In the present study, we aimed to compare the outcome of injected sibling oocytes at atmospheric vs. low oxygen concentrations throughout the entire process of zygote and embryonal development in terms of fertilization, from embryo until blastocyst formation. We also evaluated the impact of oxygen concentration on implantation, pregnancy and live birth rates. For this purpose, we created stringent guidelines for choosing embryos for transfer to the uterus. These guidelines enabled us to determine that there was a comparative clinical benefit of culturing under low oxygen concentrations. It emerged that the fertilization and cleavage rates in our series were not influenced by the changes in oxygen concentration. This coincides with the findings of other studies [1, 4, 7, 15, 17, 27]. However, the number of blastomeres on day 3 was significantly higher in the current study when the 5 % O2 concentration was used compared with the 20 % concentration. Kovacic and Vlaisavljević [17] obtained the same results as ours for both day 3 embryos and blastocysts.

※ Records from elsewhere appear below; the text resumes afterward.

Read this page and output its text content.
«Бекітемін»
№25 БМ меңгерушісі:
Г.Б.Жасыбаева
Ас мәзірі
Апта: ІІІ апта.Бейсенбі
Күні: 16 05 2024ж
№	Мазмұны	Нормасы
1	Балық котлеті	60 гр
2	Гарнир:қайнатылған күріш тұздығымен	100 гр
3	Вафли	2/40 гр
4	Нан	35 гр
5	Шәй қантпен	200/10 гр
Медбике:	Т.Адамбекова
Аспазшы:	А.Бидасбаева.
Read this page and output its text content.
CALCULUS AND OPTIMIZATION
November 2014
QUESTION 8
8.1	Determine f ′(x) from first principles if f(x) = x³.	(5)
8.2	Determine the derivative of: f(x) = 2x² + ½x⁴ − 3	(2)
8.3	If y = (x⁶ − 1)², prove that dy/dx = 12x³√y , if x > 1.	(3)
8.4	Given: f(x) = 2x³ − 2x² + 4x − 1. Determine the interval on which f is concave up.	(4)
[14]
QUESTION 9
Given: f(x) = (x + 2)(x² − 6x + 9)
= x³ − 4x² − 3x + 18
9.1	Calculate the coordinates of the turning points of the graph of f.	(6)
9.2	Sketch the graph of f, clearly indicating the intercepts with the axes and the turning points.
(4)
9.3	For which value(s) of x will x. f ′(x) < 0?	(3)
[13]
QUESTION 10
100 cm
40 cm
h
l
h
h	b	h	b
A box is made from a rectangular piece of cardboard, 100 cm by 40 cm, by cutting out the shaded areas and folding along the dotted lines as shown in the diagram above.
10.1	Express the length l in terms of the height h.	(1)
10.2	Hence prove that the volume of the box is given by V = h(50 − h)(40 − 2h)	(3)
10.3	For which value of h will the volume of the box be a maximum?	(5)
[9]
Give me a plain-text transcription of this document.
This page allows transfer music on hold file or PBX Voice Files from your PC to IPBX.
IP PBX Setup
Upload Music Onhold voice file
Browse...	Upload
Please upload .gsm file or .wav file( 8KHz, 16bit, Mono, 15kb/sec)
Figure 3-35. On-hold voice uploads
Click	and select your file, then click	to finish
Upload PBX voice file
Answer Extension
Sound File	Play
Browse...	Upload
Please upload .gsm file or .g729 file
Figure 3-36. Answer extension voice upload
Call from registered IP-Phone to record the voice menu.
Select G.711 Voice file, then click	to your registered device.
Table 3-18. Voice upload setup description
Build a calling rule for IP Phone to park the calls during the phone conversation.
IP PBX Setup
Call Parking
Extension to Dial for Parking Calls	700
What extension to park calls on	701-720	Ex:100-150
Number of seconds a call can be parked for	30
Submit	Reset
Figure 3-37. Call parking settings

The current study showed significantly more day 3 top-quality embryos with the low oxygen concentration regimen. These data are consistent with those of Bahçeci et al. [1], Ciray et al. [5] and Kea et al. [15] who also found better quality embryos when using a lower (5 %) oxygen concentration. Since top-quality embryos were more abundant in our 5 % O2 group, 76 transferred embryos came from this group, significantly more than the 38 transfers from the high oxygen concentration group. Significantly higher implantation, pregnancy and live births rates were also found in the lower oxygen group compared with the higher oxygen group. We are aware of the disadvantage of using sibling oocytes when comparing clinical outcome (i.e. implantation, pregnancy birth rates). Since we had to transfer embryos only from one oxygen concentration group (in order to know the origin of the implanted embryo), the compared groups became much smaller than the primary study group. Yet, it seems to us that in order to evaluate the effect of low oxygen concentrations in an IVF culture system, the method of using sibling oocytes is preferable.

Recently, a Cochrane review [3], based on three studies that are cited in the current study [16, 19, 27], found evidence of a beneficial effect of culturing in low oxygen concentrations for the live birth rate (OR 1.39; 95 % CI 1.11 to 1.76; P = 0.005; I2 = 0 %); this would mean that a typical clinic could improve a 30 % live birth rate using atmospheric oxygen concentration to somewhere between 32 % and 43 % by using a low oxygen concentration.

These conclusions are based on only three studies, which the reviewers claim are of relatively low methodological value.

The contribution of our study on sibling oocytes is mainly the methodology where throughout the whole culture period there were equal culture conditions, and embryos of the same O2 concentration were transferred into the uterus. The results gathered in this study, therefore, add additional information on the contribution of culturing in 5 % O2 tension, which leads to a higher cell number in the third cleavage stage and eventually to more top quality embryos, and higher implantation, pregnancy and birth rates. All the data gathered using animal models and in recent studies justify, in our opinion, the use of low oxygen concentrations in the regular work of an IVF laboratory.

Footnotes

Capsule Implantation, pregnancy and live birth rate are higher, and more good quality embryos are available for transfer and freezing with reduced rather than with atmospheric oxygen concentrations during embryo incubation.